Sabine Moritz: Eden, exhibition view at KÖNIG GALERIE in Berlin, 2018. Photo by Roman März
Yet finally, it is the nine abstract canvases that reveals the true intensity and potential of Eden. In these paintings, Moritz employs an explosive language of gestures and colors, harkening back to expressionistic painters of the past, yet bringing forth something decidedly contemporary. This body of work evokes references to two painters: Monet, in his late water lilies works, and the works of the American Abstract Expressionist painter Joan Mitchell. The Monet reference comes through in both the balance of the compositions and in the color relationships, which seem to make these canvases vibrate. The Mitchell reference is expressed through the brushwork, partly, but mostly it comes through in the angst. Mitchell struggled with many demons, and it is clear in paintings such as “Als die Säugetiere ins Meer kamen” (When the mammals came into the sea) (2018), “Glut” (Glow) (2018), and “Chaos” (2018) that Moritz does as well. But there is something distinctly beautiful, and also perhaps optimistic, about some of these paintings, especially the two works that give their name to this exhibition, “Eden I” and “Eden II” (2018). Amidst their vibrant reds and blues a creative energy spills forth from these compositions.
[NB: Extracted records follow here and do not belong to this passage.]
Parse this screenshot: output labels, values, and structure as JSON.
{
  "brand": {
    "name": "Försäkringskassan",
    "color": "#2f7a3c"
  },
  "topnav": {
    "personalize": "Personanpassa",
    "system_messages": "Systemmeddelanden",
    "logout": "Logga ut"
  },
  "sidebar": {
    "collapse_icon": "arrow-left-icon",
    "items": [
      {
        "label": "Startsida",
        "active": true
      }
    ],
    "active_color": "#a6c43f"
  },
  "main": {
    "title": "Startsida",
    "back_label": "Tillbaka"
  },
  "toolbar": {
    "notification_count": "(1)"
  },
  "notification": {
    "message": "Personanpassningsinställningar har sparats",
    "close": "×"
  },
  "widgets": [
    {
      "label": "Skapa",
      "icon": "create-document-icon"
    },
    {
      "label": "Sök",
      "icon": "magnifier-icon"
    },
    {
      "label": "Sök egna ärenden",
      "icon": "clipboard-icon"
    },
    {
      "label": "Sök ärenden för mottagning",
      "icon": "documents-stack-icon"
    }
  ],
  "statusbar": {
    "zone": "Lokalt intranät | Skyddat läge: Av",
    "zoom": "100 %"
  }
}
They project the full weight of their medium. The lushness and sensuality of their paint cannot help but inspire a sense of new beginnings. Though decidedly these works are abstract and not intended to convey an actual Eden, they are ripe with the one thing that Eden also once supposedly held: promise. Sabine Moritz: Eden is on view at KÖNIG GALERIE in Berlin through 19 August 2018.